By Walter Alarkon - 06/03/09 11:31 AM EDT
Federal Reserve Chairman Ben Bernanke told lawmakers Wednesday to begin planning immediately to restore a balance between government spending and taxes.
Bernanke, appearing before the House Budget Committee, said that the country faces a "double challenge" to its fiscal health posed by rising debt levels and the upcoming health costs from the retirement of the baby-boom generation.
"[E]ven as we take steps to address the recession and threats to financial stability, maintaining the confidence of the financial markets requires that we, as a nation, begin planning now for restoration of fiscal balance," Bernanke said.
He said that the country must confront how much of the economy it wants to devote to government programs.
"Crucially, whatever size of government is chosen, tax rates must ultimately be set at a level sufficient to achieve an appropriate balance of spending and revenues in the long run," he said.
Bernanke, however, said that the extraordinary measures taken by the Fed and lawmakers to help the struggling economy were necessary, even as they added to the debt.
He said that the $787 billion stimulus may boost economic growth by more than 3 percent and employment by as much as 3.5 million jobs. The bank bailout averted "a very serious calamity" in the financial sector, which was a "major accomplishment," he said.
But unless the country acts to limit debt levels, the government will end up paying more in interest, leading to an "unsustainable situation," Bernanke said.
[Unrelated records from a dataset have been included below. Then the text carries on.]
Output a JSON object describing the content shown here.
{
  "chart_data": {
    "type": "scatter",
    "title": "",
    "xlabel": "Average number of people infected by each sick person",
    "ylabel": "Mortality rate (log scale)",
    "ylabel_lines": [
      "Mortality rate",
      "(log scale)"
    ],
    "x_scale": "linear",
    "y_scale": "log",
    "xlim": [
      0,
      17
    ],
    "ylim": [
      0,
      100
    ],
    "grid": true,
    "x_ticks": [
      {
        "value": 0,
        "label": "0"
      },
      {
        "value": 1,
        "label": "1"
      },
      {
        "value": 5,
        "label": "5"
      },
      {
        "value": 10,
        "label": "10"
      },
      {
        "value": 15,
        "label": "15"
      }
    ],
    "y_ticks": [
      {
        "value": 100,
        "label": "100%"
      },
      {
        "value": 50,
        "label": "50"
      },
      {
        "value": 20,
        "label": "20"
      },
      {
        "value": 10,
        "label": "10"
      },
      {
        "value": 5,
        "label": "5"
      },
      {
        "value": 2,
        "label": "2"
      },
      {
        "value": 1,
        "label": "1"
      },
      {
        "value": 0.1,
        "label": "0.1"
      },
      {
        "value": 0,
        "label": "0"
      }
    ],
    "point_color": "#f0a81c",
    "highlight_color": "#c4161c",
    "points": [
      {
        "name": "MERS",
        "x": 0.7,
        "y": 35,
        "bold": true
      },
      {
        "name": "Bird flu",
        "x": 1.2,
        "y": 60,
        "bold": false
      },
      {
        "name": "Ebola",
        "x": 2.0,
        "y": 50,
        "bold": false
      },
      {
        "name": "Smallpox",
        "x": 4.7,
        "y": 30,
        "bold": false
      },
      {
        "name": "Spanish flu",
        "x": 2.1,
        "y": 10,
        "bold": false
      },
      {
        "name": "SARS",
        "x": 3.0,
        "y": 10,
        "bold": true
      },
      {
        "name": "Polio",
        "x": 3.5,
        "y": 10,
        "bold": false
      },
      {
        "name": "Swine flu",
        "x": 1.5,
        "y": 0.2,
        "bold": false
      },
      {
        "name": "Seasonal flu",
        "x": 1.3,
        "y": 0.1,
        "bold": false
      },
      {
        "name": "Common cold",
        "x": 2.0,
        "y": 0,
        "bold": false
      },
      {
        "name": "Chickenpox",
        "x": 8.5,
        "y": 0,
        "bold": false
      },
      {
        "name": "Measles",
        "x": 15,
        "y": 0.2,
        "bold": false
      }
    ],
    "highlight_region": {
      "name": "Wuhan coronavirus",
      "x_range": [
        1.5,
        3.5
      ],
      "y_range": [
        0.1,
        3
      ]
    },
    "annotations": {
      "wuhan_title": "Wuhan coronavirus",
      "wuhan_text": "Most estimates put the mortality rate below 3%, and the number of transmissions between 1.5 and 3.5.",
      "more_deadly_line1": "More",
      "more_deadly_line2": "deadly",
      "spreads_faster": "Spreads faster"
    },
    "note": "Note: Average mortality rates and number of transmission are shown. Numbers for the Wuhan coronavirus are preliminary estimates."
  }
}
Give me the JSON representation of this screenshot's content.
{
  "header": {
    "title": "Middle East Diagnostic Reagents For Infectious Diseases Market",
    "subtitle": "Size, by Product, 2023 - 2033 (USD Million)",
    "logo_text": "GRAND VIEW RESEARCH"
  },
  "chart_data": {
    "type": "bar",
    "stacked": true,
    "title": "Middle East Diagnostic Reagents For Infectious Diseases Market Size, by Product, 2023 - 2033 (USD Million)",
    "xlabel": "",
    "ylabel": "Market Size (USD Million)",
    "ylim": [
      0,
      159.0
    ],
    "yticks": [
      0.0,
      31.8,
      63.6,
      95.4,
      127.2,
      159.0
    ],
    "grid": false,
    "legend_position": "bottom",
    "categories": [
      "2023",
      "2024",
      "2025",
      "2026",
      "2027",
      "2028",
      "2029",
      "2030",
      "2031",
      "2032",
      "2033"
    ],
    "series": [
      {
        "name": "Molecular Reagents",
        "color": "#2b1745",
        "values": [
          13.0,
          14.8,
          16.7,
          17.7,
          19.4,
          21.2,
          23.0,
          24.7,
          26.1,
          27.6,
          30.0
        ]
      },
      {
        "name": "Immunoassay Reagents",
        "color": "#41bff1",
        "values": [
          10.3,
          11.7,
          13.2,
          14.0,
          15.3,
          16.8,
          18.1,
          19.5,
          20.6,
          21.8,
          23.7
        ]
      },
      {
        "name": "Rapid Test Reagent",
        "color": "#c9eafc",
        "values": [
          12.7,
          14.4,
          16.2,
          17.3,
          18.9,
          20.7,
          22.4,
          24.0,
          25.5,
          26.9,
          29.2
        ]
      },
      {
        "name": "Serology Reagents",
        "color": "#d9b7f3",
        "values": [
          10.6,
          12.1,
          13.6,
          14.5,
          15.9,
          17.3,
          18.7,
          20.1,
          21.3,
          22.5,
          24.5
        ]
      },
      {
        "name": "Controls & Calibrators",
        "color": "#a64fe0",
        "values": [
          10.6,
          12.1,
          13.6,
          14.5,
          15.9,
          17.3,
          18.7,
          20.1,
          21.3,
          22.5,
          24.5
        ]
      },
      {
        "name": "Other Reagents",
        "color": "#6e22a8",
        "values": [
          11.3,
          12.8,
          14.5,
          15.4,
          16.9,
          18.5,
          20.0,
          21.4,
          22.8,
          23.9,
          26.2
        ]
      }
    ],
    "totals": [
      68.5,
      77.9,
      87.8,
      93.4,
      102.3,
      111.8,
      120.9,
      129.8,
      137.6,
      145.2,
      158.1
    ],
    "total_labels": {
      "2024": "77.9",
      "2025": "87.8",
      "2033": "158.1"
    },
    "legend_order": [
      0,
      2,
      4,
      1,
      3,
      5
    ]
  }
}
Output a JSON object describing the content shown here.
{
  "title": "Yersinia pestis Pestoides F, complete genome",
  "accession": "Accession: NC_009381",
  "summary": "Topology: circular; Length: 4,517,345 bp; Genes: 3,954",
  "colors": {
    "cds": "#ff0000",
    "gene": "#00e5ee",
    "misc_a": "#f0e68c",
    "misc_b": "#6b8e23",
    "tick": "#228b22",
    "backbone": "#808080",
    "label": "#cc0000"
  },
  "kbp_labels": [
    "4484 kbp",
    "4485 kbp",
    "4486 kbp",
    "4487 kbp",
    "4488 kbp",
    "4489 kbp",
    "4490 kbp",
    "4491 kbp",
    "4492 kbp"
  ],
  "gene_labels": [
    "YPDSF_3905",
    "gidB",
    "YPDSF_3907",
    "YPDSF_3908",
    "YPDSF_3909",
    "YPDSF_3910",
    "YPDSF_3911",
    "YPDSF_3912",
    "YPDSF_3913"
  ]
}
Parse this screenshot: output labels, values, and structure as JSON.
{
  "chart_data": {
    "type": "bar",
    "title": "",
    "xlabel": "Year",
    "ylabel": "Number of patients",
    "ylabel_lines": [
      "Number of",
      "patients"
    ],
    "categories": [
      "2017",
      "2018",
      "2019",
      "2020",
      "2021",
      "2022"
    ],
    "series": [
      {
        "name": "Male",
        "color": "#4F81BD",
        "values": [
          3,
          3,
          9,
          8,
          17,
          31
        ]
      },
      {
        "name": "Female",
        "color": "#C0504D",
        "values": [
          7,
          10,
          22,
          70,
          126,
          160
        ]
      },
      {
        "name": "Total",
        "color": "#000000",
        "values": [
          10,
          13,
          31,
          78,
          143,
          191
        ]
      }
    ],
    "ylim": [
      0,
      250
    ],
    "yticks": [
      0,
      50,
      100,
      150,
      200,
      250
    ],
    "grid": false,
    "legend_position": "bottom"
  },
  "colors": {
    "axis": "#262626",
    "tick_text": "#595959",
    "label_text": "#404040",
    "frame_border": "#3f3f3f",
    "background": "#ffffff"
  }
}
In the short term, the economy will start to improve later this year, he said. Even though businesses are still cautious, he pointed to declining inventories and construction of new homes as evidence that the recession may be slowing. Unemployment, however, will likely rise even as the economy begins to grow.
Bernanke added that the Fed believes inflation will remain low since many resources aren't being used and since the economy is expected to improve.
Bernanke said that the budget proposed by President Obama wasn't very clear on how he would draw down the deficit.
"A lot of the budget that was presented was placeholders and broad plans and themes," Bernanke said. "I think the proof will be in the pudding."
He said that the "critical issue" is how lawmakers and the Obama administration match their spending proposals, particularly for healthcare reform and climate-change legislation, with revenue.
"This is all about execution," he said.